Lead Researcher Pamela E. Schultz reported that she and her colleagues randomly assigned 10 breast cancer survivors to eight weeks of Iyengar yoga (two classes and one solo session at home per week) and nine to a wait-list control group. The women’s average age was 61 and all were about four years out from their initial diagnosis and were being treated with hormone therapy.
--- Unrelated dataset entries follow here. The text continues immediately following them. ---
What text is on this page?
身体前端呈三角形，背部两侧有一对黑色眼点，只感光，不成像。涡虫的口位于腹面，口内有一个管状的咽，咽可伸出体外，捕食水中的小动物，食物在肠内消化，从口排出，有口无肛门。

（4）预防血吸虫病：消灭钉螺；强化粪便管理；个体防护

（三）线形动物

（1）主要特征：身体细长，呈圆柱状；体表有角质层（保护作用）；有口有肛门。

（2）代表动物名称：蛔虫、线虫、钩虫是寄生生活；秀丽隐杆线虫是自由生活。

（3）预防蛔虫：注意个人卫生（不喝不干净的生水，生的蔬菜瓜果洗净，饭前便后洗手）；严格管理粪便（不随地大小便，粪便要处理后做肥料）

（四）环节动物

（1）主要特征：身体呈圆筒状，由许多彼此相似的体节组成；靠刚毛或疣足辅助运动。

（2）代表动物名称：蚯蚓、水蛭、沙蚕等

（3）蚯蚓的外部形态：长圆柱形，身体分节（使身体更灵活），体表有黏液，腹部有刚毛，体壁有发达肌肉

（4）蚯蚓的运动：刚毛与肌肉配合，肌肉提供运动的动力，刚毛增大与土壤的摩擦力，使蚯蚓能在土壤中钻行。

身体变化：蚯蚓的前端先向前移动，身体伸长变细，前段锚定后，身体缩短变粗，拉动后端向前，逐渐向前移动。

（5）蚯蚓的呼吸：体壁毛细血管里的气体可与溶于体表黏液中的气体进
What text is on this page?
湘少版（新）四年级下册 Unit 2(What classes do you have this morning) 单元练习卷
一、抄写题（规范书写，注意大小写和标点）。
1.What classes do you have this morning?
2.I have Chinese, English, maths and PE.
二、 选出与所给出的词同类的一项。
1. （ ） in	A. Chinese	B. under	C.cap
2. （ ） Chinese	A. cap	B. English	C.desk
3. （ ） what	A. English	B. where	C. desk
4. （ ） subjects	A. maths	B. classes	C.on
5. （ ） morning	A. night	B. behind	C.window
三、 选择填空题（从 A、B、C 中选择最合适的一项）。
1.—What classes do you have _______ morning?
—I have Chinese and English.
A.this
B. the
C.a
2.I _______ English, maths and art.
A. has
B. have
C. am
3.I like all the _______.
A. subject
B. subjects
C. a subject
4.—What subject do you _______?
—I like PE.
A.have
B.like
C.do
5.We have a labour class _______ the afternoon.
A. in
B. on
None of the women had any prior experience with Iyengar yoga.
Psychosocial tests indicated an improved quality of life for those practicing yoga. Researchers also reported that the improvements correlated with decreased activation of an important immune system protein called NF-kB which is a marker of stress in the body.
Migraine Aid
A study done in India has provided preliminary evidence that integrated yoga therapy can be an effective treatment for migraines, reducing both their frequency and intensity.
> Seventy-two adults suffering from migraines were randomly assigned to one of two groups. One received yoga therapy including gentle asanas, breathing practices, relaxation and meditation. Participants practiced five days a week for one hour each day except on days when they were having a migraine attack or recovering from one.
The second group received education on managing their pain by avoiding migraine triggers and making diet and lifestyle changes.
After three months the yoga group showed an overall improvement in the frequency and intensity of their migraine attacks. The comparison group showed no change or worsened symptoms.
The researchers say that larger, longer-term studies should now be done to confirm the results. The full study can be found in the May 2007 issue of the journal Headache.
Promise in Easing Depression, Anxiety and Epilepsy
Practicing yoga may elevate an important brain chemical and should be explored as a possible treatment for depression, anxiety and epilepsy according to a study done at Boston University School of Medicine (BUSM) and McLean Hospital.
The findings, which appear in the May 2007 issue of the Journal of Alternative and Complementary Medicine, found that practicing yoga may elevate brain gamma-aminobutyric (GABA) levels. GABA is part of a family of neurotransmitters composed of amino acids. It is most abundant in the central nervous system, especially in the cerebral cortex which is largely responsible for high brain functions such as thought and interpreting sensations. Depression, anxiety disorders and epilepsy all are associated with low GABA levels.
The researchers compared the GABA levels of eight subjects prior to and after one hour of yoga, with 11 subjects who read for one hour. Results showed a 27 percent increase in GABA levels in the yoga group after their session, but no change in the comparison group following their reading session. The researchers were able to measure the GABA levels using magnetic resonance spectroscopic imaging.
Researchers called the development of an inexpensive, widely available treatment with no side effects (such as yoga) that is effective in alleviating symptoms of disorders associated with low GABA levels a “clear public health advantage.”
Yoga, Walking Ease Menopause Symptoms
Moderate exercise such as yoga or walking may be able to make the transition through menopause a little easier, according to a study published in the April 2007 issue of the Annals of Behavioral Medicine.
The study, done at Penn State University, included 164 sedentary women who had been suffering hot flashes, night sweats and other menopausal symptoms. For four months one group practiced yoga for 90 minutes twice a week, one walked for one hour three times a week, and the third remained inactive. While no clear evidence was found that yoga or walking eased specific symptoms, the women in both groups reported and emotional lift and improved quality of life. “Interestingly,” the researchers said, “yoga participants also appeared to benefit in the sexual domain.”
The researchers suggest that more studies should be done to determine if yoga, walking or other forms of exercise can diminish specific symptoms.